Understanding where tokens go
Every API request bills you for two token pools: input and output.
| Source | Typical token count | Relative cost |
|---|---|---|
| System prompt (base rules + SIDECAR.md sections) | 2,000–6,000 | Input — expensive if repeated uncached |
| Tool schemas (86 built-in tools) | ~4,000–6,000 | Input — constant, ideal for caching |
| Workspace context (RAG hits, pinned files) | 1,000–20,000 | Input — varies by query |
| Prior conversation history | grows per turn | Input — compressible |
| Tool results (file reads, shell output, etc.) | 500–8,000 each | Input — prunable |
| Assistant output | 200–2,000 per turn | Output — most expensive per-token |
Output tokens cost 4–5x more per token than input tokens on most Claude models, but they are also the shortest part of most turns. The biggest savings come from reducing repeated input tokens across turns — system prompt, tool schemas, and conversation history.
How to check your spend
The $(credit-card) $0.12 status bar item appears as soon as your first Anthropic request completes. Click it to open a per-model breakdown showing total spend, request count, input tokens, output tokens, and cache metrics for the session.

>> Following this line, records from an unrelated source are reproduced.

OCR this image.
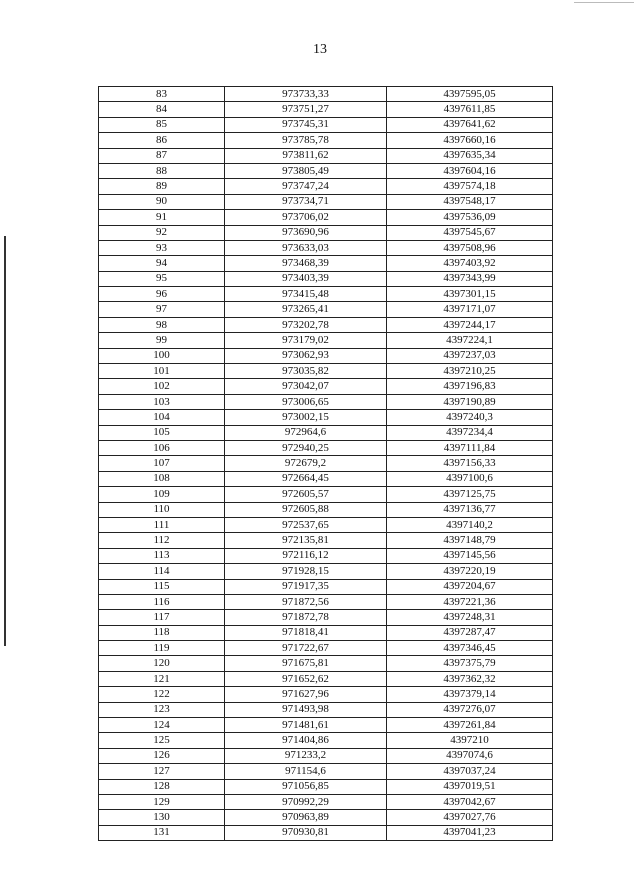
13
83	973733,33	4397595,05
84	973751,27	4397611,85
85	973745,31	4397641,62
86	973785,78	4397660,16
87	973811,62	4397635,34
88	973805,49	4397604,16
89	973747,24	4397574,18
90	973734,71	4397548,17
91	973706,02	4397536,09
92	973690,96	4397545,67
93	973633,03	4397508,96
94	973468,39	4397403,92
95	973403,39	4397343,99
96	973415,48	4397301,15
97	973265,41	4397171,07
98	973202,78	4397244,17
99	973179,02	4397224,1
100	973062,93	4397237,03
101	973035,82	4397210,25
102	973042,07	4397196,83
103	973006,65	4397190,89
104	973002,15	4397240,3
105	972964,6	4397234,4
106	972940,25	4397111,84
107	972679,2	4397156,33
108	972664,45	4397100,6
109	972605,57	4397125,75
110	972605,88	4397136,77
111	972537,65	4397140,2
112	972135,81	4397148,79
113	972116,12	4397145,56
114	971928,15	4397220,19
115	971917,35	4397204,67
116	971872,56	4397221,36
117	971872,78	4397248,31
118	971818,41	4397287,47
119	971722,67	4397346,45
120	971675,81	4397375,79
121	971652,62	4397362,32
122	971627,96	4397379,14
123	971493,98	4397276,07
124	971481,61	4397261,84
125	971404,86	4397210
126	971233,2	4397074,6
127	971154,6	4397037,24
128	971056,85	4397019,51
129	970992,29	4397042,67
130	970963,89	4397027,76
131	970930,81	4397041,23
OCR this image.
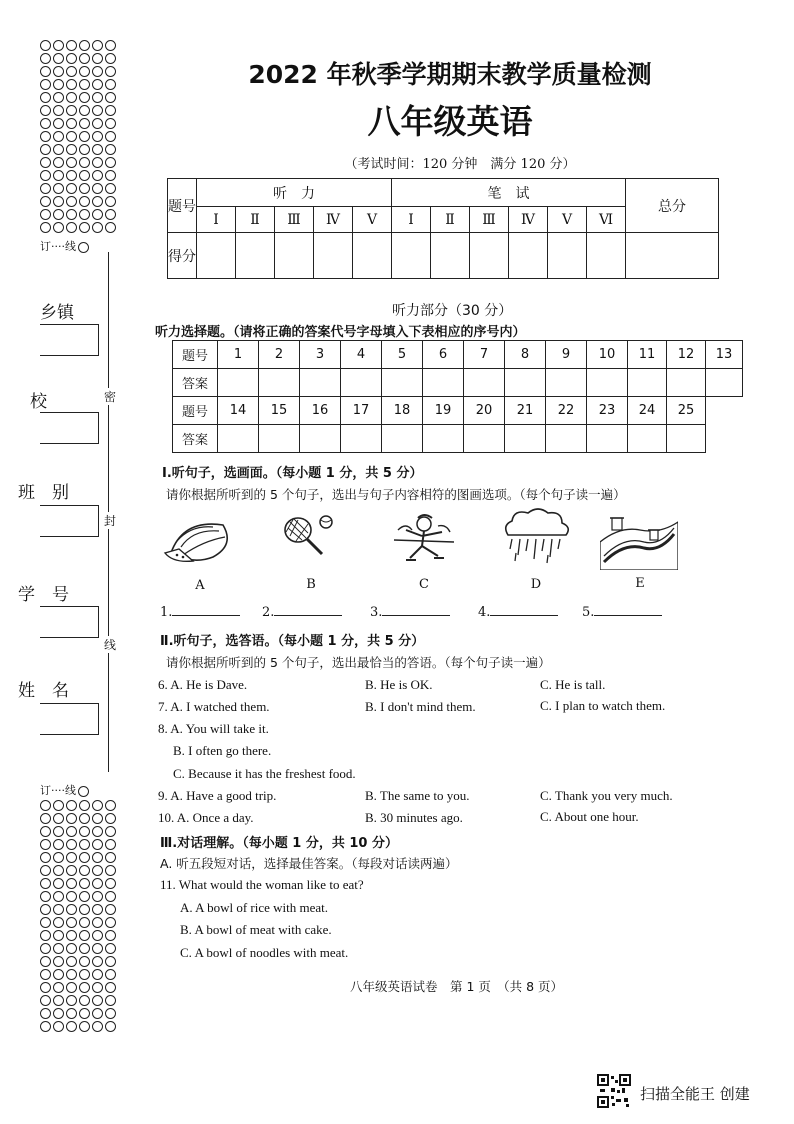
订····线
乡镇
校　
班　别
学　号
姓　名
密
封
线
订····线
2022 年秋季学期期末教学质量检测
八年级英语
（考试时间：120 分钟　满分 120 分）
题号	听　力					笔　试						总分
	Ⅰ	Ⅱ	Ⅲ	Ⅳ	Ⅴ	Ⅰ	Ⅱ	Ⅲ	Ⅳ	Ⅴ	Ⅵ	
得分												
听力部分（30 分）
听力选择题。（请将正确的答案代号字母填入下表相应的序号内）
题号	1	2	3	4	5	6	7	8	9	10	11	12	13
答案													
题号	14	15	16	17	18	19	20	21	22	23	24	25	
答案													
Ⅰ.听句子，选画面。（每小题 1 分，共 5 分）
请你根据所听到的 5 个句子，选出与句子内容相符的图画选项。（每个句子读一遍）
A	B	C	D	E
1.	2.	3.	4.	5.
Ⅱ.听句子，选答语。（每小题 1 分，共 5 分）
请你根据所听到的 5 个句子，选出最恰当的答语。（每个句子读一遍）
6. A. He is Dave.	B. He is OK.	C. He is tall.
7. A. I watched them.	B. I don't mind them.	C. I plan to watch them.
8. A. You will take it.
B. I often go there.
C. Because it has the freshest food.
9. A. Have a good trip.	B. The same to you.	C. Thank you very much.
10. A. Once a day.	B. 30 minutes ago.	C. About one hour.
Ⅲ.对话理解。（每小题 1 分，共 10 分）
A. 听五段短对话，选择最佳答案。（每段对话读两遍）
11. What would the woman like to eat?
A. A bowl of rice with meat.
B. A bowl of meat with cake.
C. A bowl of noodles with meat.
八年级英语试卷　第 1 页　（共 8 页）
扫描全能王 创建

Two commands are also available from the Command Palette:
SideCar: Show Session Spend— full breakdown with per-model token countsSideCar: Reset Session Spend— zero the session tally (does not affect Anthropic Console totals)
Run /usage in chat to see current spend alongside budget status (spent / limit / remaining per active budget).
To keep permanent per-request records for auditing:
"sidecar.verboseLogs": true
This appends runId, model, inputTokens, outputTokens, stopReason, and timestamp to .sidecar/logs/api.jsonl for every API call.
Prompt caching (Anthropic)
SideCar applies three cache_control: { type: "ephemeral" } breakpoints automatically on every Anthropic request. You do not configure anything — this is always on.
What gets cached and where the breakpoints land:
-
System prompt stable prefix — everything before the
## Workspace Structuresection (the base rules, SIDECAR.md injections, and user config). This block is marked cached on every request. The dynamic workspace context section is left uncached because it changes per query. -
Tool schemas — all 79 tool definitions are sent with
cache_controlon the last entry. The API caches the entire tool block as a unit. Tool schemas are identical across every turn of an agent loop, so after the first turn you pay only the 10% cache-read rate (~$0.30/1M tokens instead of $3/1M for Sonnet inputs). -
Conversation history — the last content block of the last assistant message is marked cached. This means the growing conversation history (assistant reasoning + tool_use blocks from prior turns) enters the cached prefix immediately, and only the current user turn (tool results) is sent uncached.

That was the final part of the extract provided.